X

0 0 0
                                    


Jessie's POV

Dark, all I can see is darknessI run, run until I could no longer feel my legs. I tried to shout but I couldn't utter even a single word, I give up and embraced my fate.

If ever this will be my last chance to do the things I never did then I only wish one thing, I want Lorcan to know what I felt for him, how I badly want to feel his body on my skin, to hear his sweet and gentle voice every single day, to peacefully live in this cruel world with him by my side.

Tears rolls down on my cheeks uncontrollably while hugging my knees.

A sudden light illuminated my surrounding, I rub my eyes to  lighten the brightness and as I opened my eyes again I saw a figure of a man standing far away from me, I know it's him my heart told me that its him.

I scrambled to my feet and wanted to be in his arms but before I can do that I was thrown to a place where it is so familiar to me, then their he was the man in my dream standing at the balcony.

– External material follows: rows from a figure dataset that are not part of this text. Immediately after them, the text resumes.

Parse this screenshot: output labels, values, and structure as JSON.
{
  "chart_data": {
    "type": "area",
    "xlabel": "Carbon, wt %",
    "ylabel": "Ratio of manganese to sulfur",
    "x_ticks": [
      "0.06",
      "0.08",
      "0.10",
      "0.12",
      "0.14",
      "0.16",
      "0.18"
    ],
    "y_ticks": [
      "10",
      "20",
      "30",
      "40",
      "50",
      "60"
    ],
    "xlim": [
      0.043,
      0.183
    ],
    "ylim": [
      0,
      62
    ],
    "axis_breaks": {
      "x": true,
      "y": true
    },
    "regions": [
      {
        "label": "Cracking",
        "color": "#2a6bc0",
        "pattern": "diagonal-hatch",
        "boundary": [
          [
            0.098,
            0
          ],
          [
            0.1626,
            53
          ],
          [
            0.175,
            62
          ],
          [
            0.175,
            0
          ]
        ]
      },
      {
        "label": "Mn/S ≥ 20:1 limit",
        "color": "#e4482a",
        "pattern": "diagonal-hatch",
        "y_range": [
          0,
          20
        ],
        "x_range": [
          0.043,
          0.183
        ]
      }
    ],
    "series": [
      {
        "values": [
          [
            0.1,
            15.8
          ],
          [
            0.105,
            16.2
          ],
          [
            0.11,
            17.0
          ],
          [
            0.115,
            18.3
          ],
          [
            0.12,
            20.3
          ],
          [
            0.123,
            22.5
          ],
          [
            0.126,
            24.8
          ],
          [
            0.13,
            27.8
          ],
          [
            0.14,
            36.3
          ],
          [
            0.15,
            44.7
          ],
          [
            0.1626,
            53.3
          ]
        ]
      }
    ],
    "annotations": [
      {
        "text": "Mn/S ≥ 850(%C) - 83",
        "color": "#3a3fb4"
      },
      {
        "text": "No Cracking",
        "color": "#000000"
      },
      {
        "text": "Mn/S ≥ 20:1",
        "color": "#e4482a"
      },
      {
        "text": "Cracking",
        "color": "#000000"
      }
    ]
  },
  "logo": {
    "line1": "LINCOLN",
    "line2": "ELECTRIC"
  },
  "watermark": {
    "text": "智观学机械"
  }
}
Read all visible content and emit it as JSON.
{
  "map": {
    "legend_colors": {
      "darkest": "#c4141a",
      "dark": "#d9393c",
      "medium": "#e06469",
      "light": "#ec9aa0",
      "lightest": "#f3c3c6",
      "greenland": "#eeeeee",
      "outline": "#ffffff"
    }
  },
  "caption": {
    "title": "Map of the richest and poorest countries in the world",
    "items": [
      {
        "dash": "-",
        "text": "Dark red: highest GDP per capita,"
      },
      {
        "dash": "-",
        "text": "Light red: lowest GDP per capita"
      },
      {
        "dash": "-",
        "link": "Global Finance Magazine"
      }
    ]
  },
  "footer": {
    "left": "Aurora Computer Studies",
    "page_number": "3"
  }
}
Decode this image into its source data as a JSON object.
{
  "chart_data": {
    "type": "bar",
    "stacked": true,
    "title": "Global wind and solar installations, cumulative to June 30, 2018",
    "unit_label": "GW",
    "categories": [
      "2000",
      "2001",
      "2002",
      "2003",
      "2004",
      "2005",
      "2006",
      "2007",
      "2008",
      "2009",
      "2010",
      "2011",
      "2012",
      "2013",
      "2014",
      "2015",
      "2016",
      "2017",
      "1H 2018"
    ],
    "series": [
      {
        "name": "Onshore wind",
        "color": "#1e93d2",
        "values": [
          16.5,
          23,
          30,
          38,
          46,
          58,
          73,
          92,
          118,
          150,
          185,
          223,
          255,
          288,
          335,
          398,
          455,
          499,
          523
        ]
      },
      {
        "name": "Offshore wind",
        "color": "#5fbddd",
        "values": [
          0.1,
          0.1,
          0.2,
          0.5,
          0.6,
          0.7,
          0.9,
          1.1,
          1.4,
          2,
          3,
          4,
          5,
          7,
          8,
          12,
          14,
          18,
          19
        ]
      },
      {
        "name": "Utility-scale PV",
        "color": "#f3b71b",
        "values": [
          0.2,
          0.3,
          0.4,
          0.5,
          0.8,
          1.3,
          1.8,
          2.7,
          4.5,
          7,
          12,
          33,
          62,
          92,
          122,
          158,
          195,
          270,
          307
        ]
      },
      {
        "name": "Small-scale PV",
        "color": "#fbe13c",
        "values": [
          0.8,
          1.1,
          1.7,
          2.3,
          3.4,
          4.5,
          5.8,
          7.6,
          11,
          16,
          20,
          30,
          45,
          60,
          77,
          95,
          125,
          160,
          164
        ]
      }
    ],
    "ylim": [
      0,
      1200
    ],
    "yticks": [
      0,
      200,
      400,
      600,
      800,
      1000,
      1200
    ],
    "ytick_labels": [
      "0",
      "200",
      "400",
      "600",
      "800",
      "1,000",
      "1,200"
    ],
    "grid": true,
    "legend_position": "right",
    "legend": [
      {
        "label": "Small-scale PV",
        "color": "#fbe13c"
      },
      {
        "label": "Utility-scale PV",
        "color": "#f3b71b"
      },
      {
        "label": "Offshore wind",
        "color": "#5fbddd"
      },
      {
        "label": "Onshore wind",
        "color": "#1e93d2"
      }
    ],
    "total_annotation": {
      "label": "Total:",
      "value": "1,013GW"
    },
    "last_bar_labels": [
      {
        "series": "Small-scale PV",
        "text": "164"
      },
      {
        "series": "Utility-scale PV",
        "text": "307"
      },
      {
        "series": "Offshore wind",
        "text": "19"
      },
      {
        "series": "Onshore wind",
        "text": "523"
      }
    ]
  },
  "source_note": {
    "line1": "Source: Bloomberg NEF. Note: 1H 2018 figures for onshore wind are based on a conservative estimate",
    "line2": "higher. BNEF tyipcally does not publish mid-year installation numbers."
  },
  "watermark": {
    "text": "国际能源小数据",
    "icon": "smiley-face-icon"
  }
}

But something was not right his eyes held no emotion, no life, I take a single step but a woman with waist length velvety hair suddenly appeared with a child on her arms and hugged him from behind, my heart wanted to believe that this is not really happening, I wanted to know that I am not too late for keeping him wait for too long.

And then I saw myself with a child who really look like Lorcan, but the place is not where Lorcan was living nor the village he was in.

Suddenly three bulky man appeared in where my future me was in. The two held me tightly while the other one slowly come near my future me.

I wanted to help, to keep the child safe but I don't have the power to change my fate.

'Please don't touch my child, I beg your mercy' I felt everything the pain he felt.

But the man only smirk and take my child away from me.

'No please, please don't hurt him, please' a tear escapes from my eye and my heart shattered into pieces.















'Noooooooooooooo!!!'

**

I suddenly woke from my nightmare, and the tears wouldn't stop from falling until I run out of tears, I need to see him, to talk to him and reassured myself that he did not actually fall out of love from me.

It is just a dream right? Things will be alright, every dreams will not come true right? I just wanted to calm my nerves, what if things will fucking turns out to be what my dreams shows me? Everything is possible.

I fix myself and I decided that its time to face my destiny, what am I scared of? For how many years I hide myself now is the time to face the world, this is not just for the people who believed in me but this is also for myself, a better change for me.






Lorcan, my dearest Alpha I'm coming for yah.